13 November 2014

The Mom Scene, Part 2

Apparently, there was more. Here’s a further dispatch from my wife’s adventures in the land of motherhood . . .

3:30 pm: Everyone’s awake. Everyone has more energy than I do. Way, way more energy. I swear they’re doing crank when I’m not looking. The constant attempts at flying off the couch. The violent mood swings. The nosebleeds. It’s all starting to make sense.

3:45 pm: Provide a healthy snack.

4:00 pm: Wipe, sweep, and/or vacuum snack detritus from every surface of the house, including rooms they didn’t even enter. It’s like a really bad magic trick. They are Uri Geller with apple slices. More often than not, I find Cheerios inside the feet of the little one’s pajamas. What?!?

4:15 pm: Head outside. It’s gloomy and everything’s still wet from the previous night’s rain, but the walls are closing in and at least one out of three of us is not going to survive inside any longer.

4:17 pm: Wonder how anyone can be so singularly obsessed with ants.

4:19 pm: Wonder how a person who has only been walking for a little more than a year can toss a Frisbee at the exact angle necessary to wholly decapitate a large, lush, flowering plant.

4:35 pm: Play tag. Their legs are so short, how can they be so fast?
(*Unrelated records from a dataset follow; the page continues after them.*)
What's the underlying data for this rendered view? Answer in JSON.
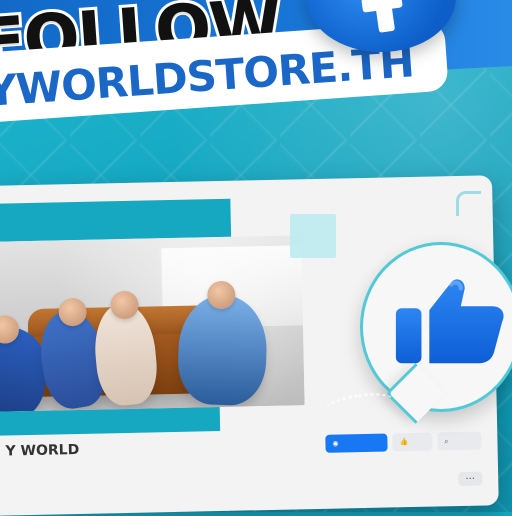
{
  "banner": {
    "follow_text": "FOLLOW",
    "handle_text": "YWORLDSTORE.TH"
  },
  "page": {
    "name": "Y WORLD",
    "meta": "",
    "tabs": [
      "",
      "",
      "",
      ""
    ]
  },
  "buttons": {
    "follow_label": "",
    "like_label": "",
    "search_label": "",
    "more_label": "···"
  },
  "icons": {
    "facebook": "facebook-icon",
    "thumbs_up": "thumbs-up-icon"
  },
  "colors": {
    "teal": "#16a8c0",
    "facebook_blue": "#1877f2"
  }
}
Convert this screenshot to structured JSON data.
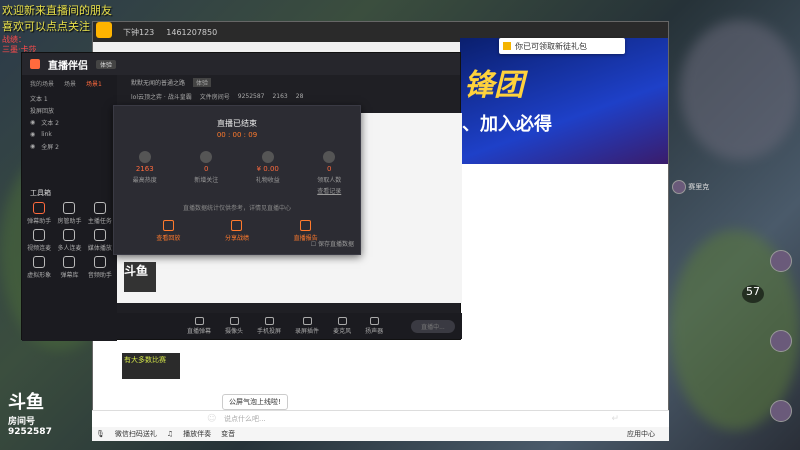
{
  "overlay": {
    "line1": "欢迎新来直播间的朋友",
    "line2": "喜欢可以点点关注",
    "line3": "战绩：",
    "line4": "三墨·卡莎"
  },
  "browser": {
    "user": "下钟123",
    "phone": "1461207850",
    "tip": "你已可领取新徒礼包",
    "banner_big": "锋团",
    "banner_sub": "、加入必得"
  },
  "app": {
    "logo": "直播伴侣",
    "version": "体验",
    "tabs": [
      "我的场景",
      "场景",
      "场景1"
    ],
    "scenes": [
      "文本 1",
      "投屏回放",
      "文本 2",
      "link",
      "全屏 2"
    ],
    "tools_title": "工具箱",
    "tools": [
      "弹幕助手",
      "房管助手",
      "主播任务",
      "视频连麦",
      "多人连麦",
      "媒体播放",
      "虚拟形象",
      "弹幕库",
      "音频助手",
      "",
      "",
      ""
    ],
    "room_name": "默默无闻的普通之路",
    "room_tag": "体验",
    "room_game": "lol云顶之弈 · 战斗皇霸",
    "room_id_label": "文件房间号",
    "room_id": "9252587",
    "viewers": "2163",
    "fans": "28",
    "bottom_tools": [
      "直播弹幕",
      "摄像头",
      "手机投屏",
      "录屏插件",
      "麦克风",
      "扬声器"
    ],
    "start_label": "直播中..."
  },
  "dialog": {
    "title": "直播已结束",
    "time": "00 : 00 : 09",
    "stats": [
      {
        "value": "2163",
        "label": "最高热度"
      },
      {
        "value": "0",
        "label": "新增关注"
      },
      {
        "value": "¥ 0.00",
        "label": "礼物收益"
      },
      {
        "value": "0",
        "label": "领取人数"
      }
    ],
    "extra_link": "查看记录",
    "hint": "直播数据统计仅供参考，详情见直播中心",
    "actions": [
      "查看回放",
      "分享战绩",
      "直播报告"
    ],
    "checkbox": "保存直播数据"
  },
  "chat": {
    "placeholder": "说点什么吧...",
    "bubble": "公屏气泡上线啦!",
    "status_left": "微信扫码送礼",
    "status_mid": "播放伴奏",
    "status_right": "变音",
    "reply_label": "应用中心"
  },
  "stream_overlay": {
    "yellow_text": "有大多数比赛",
    "thumb_text": "斗鱼"
  },
  "douyu": {
    "brand": "斗鱼",
    "room_label": "房间号",
    "room_number": "9252587"
  },
  "hud": {
    "player": "赛里克",
    "score": "57"
  }
}
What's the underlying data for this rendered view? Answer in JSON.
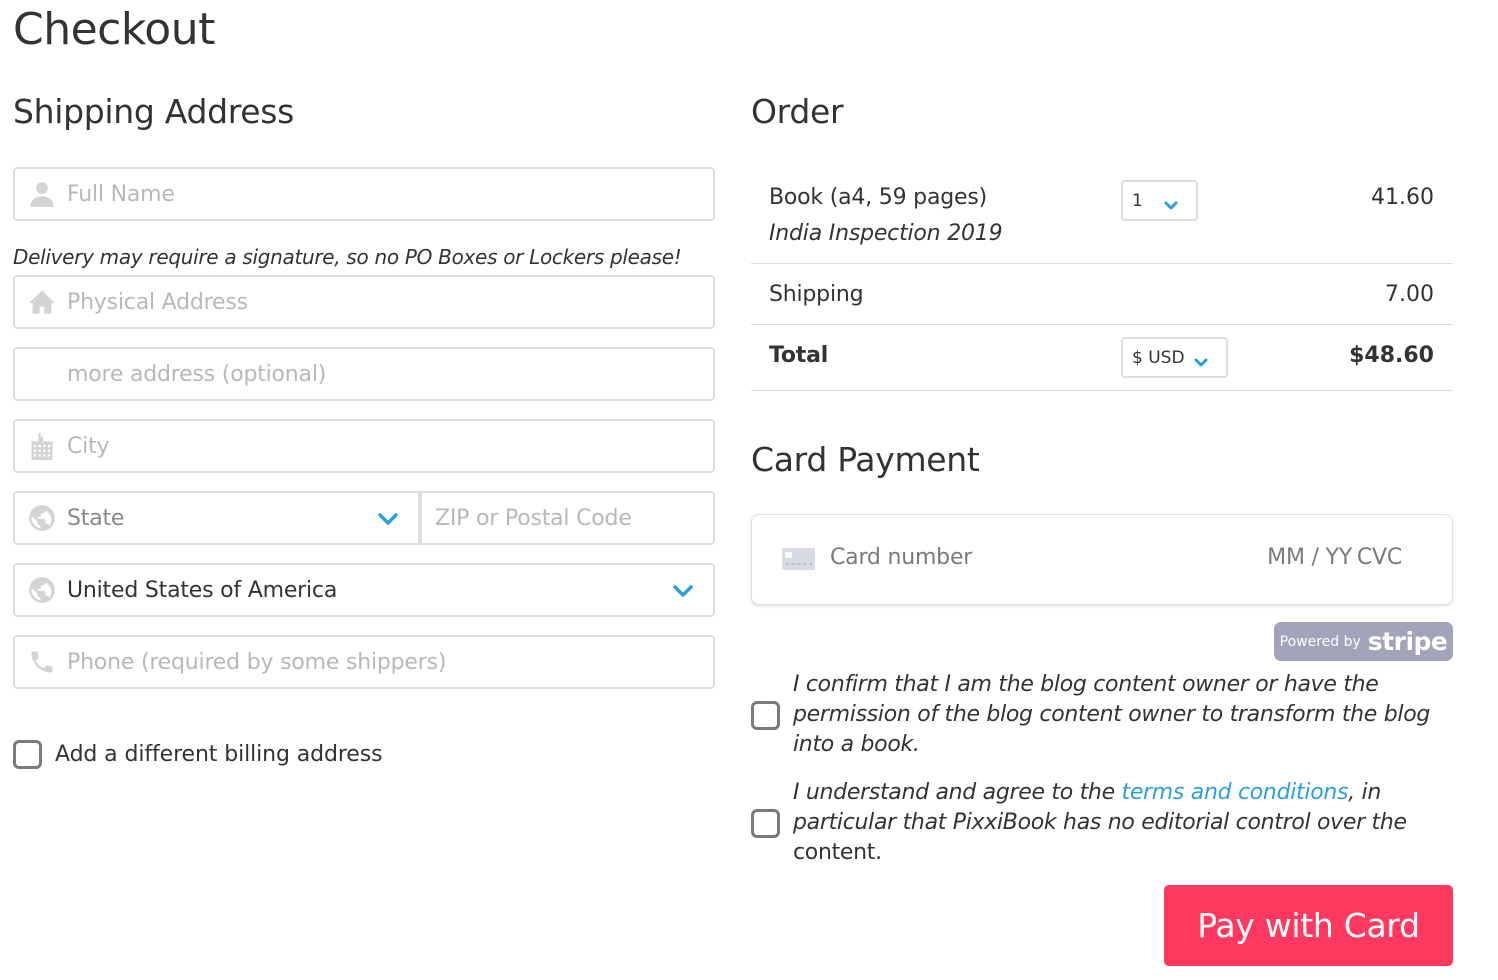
{
  "page": {
    "title": "Checkout"
  },
  "shipping": {
    "heading": "Shipping Address",
    "delivery_note": "Delivery may require a signature, so no PO Boxes or Lockers please!",
    "fields": {
      "full_name": {
        "placeholder": "Full Name",
        "icon": "user-icon"
      },
      "address": {
        "placeholder": "Physical Address",
        "icon": "home-icon"
      },
      "address2": {
        "placeholder": "more address (optional)"
      },
      "city": {
        "placeholder": "City",
        "icon": "building-icon"
      },
      "state": {
        "placeholder": "State",
        "icon": "globe-icon"
      },
      "zip": {
        "placeholder": "ZIP or Postal Code"
      },
      "country": {
        "value": "United States of America",
        "icon": "globe-icon"
      },
      "phone": {
        "placeholder": "Phone (required by some shippers)",
        "icon": "phone-icon"
      }
    },
    "billing_checkbox_label": "Add a different billing address",
    "billing_checked": false
  },
  "order": {
    "heading": "Order",
    "item": {
      "name": "Book (a4, 59 pages)",
      "subtitle": "India Inspection 2019",
      "quantity": "1",
      "price": "41.60"
    },
    "shipping_label": "Shipping",
    "shipping_price": "7.00",
    "total_label": "Total",
    "currency": "$ USD",
    "total": "$48.60"
  },
  "payment": {
    "heading": "Card Payment",
    "card_number_placeholder": "Card number",
    "expiry_placeholder": "MM / YY",
    "cvc_placeholder": "CVC",
    "powered_by": "Powered by",
    "stripe": "stripe",
    "agreements": [
      {
        "text": "I confirm that I am the blog content owner or have the permission of the blog content owner to transform the blog into a book.",
        "checked": false
      },
      {
        "text_before": "I understand and agree to the ",
        "link": "terms and conditions",
        "text_after": ", in particular that PixxiBook has no editorial control over the ",
        "text_plain": "content.",
        "checked": false
      }
    ],
    "pay_button": "Pay with Card"
  },
  "colors": {
    "accent_blue": "#2d9ee0",
    "pay_button": "#ff3860",
    "stripe_badge": "#a3a3ba"
  }
}
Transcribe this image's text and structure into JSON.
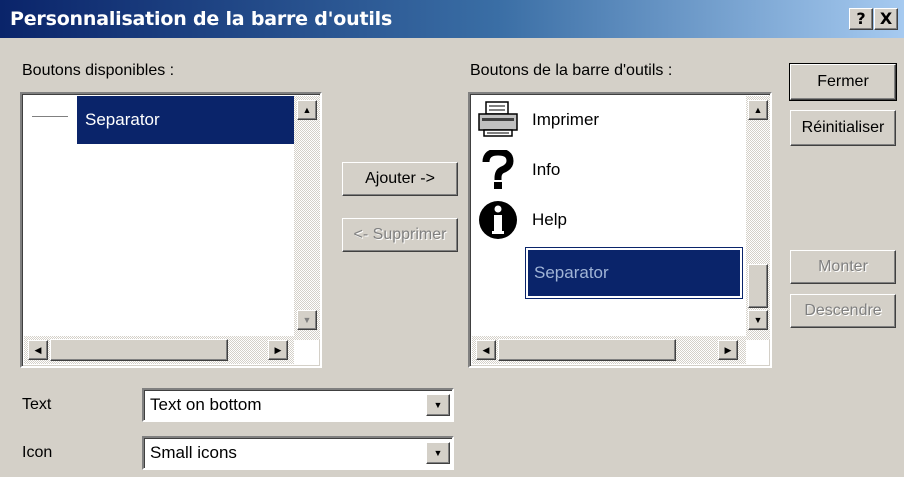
{
  "window": {
    "title": "Personnalisation de la barre d'outils",
    "help_glyph": "?",
    "close_glyph": "X"
  },
  "available": {
    "label": "Boutons disponibles :",
    "items": [
      {
        "label": "Separator",
        "icon": "separator-line-icon",
        "selected": true
      }
    ]
  },
  "toolbar": {
    "label": "Boutons de la barre d'outils :",
    "items": [
      {
        "label": "Imprimer",
        "icon": "printer-icon"
      },
      {
        "label": "Info",
        "icon": "question-mark-icon"
      },
      {
        "label": "Help",
        "icon": "info-icon"
      },
      {
        "label": "Separator",
        "icon": "separator-line-icon",
        "selected": true
      }
    ]
  },
  "buttons": {
    "add": "Ajouter ->",
    "remove": "<- Supprimer",
    "close": "Fermer",
    "reset": "Réinitialiser",
    "up": "Monter",
    "down": "Descendre"
  },
  "options": {
    "text_label": "Text",
    "text_value": "Text on bottom",
    "icon_label": "Icon",
    "icon_value": "Small icons"
  },
  "colors": {
    "selection": "#0a246a",
    "face": "#d4d0c8"
  }
}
4:36 pm: Oh, right. The crank.

5:00 pm: They want the Stomp Rocket out of the garage. Only three out of five rockets get stuck in trees and/or the roof, and of those three, we manage to shake two down. The last one will require hurricane-force winds or a ladder. Either way. Not. My. Job.

5:25 pm: The husband is home. I go into the bathroom to do a shot of tequila pee.

5:28 pm: Enter the kitchen to find he has brought flowers. And beer. And wine. He’s not Dave Grohl, but he ain’t half bad.

5:37 pm: I put some music on, the beer is good, dinner’s going. My kids are pretty cute when we’re separated by a sliding glass door.

5:54 pm: Pretend like the dandelion I’ve just been given is the most special thing in the world, even though it makes me sneeze. And it’s the fifth one I’ve received this week. And when they opened the door to bring it in, 5,000 dirty leaves blew in with them.

6:00 pm – 7:30 pm: A list of sentences uttered during the hour and a half that spans dinner and bath time, in no particular order:

“No feet on the table.”

“No feet in your mouth.”

“We do not spit our milk onto our plates.”

“Stop laughing at him.”

“Do not touch your brother’s penis.”

“Do not touch YOUR brother’s penis, either!”

“Yes, I suppose that piece of potato sort of looks like a TIE fighter.”

“Yes, your potato looks like a TIE fighter, too.”

“He doesn’t need help getting his sock off.”

“Or the other sock.”

“That’s gross.”

“Are you guys asleep yet?”

“I pee-peeing in the baftub.”


7:47 pm: The four of us are piled up on the couch. Their hair is damp and combed and smells of baby shampoo because I will never stop using baby shampoo on them, not ever. They insisted on wearing matching pajamas tonight, and I am wrecked with their cuteness.

8:01 pm: Without warning, the little one grabs my cheeks, smushes them toward my lips and says, “Mama fish face!” and laughs hysterically. He stops just as suddenly, hugs me with all his tiny might, and says, “I love you, Mama. You are mine best buddy.” I kiss his soft little forehead and make a mental note to buy him more blue dishes.

8:25 pm: We are looking out the window at the top of the stairs, saying goodnight to the moon. The big one: “Goodnight, everything in the whole entire universe.” The little one: “Goodnight, everything in the whole tired universe.”

9:00 pm: They’ve been in bed for less than an hour and I’m looking at pictures of them on my phone. “What are you doing?” the husband asks. “Look how cute they are,” I reply. “I miss them.” He rolls his eyes more than is necessary and hands me a glass of wine.

Ed. Note: There was an appropriate amount of eye-rolling.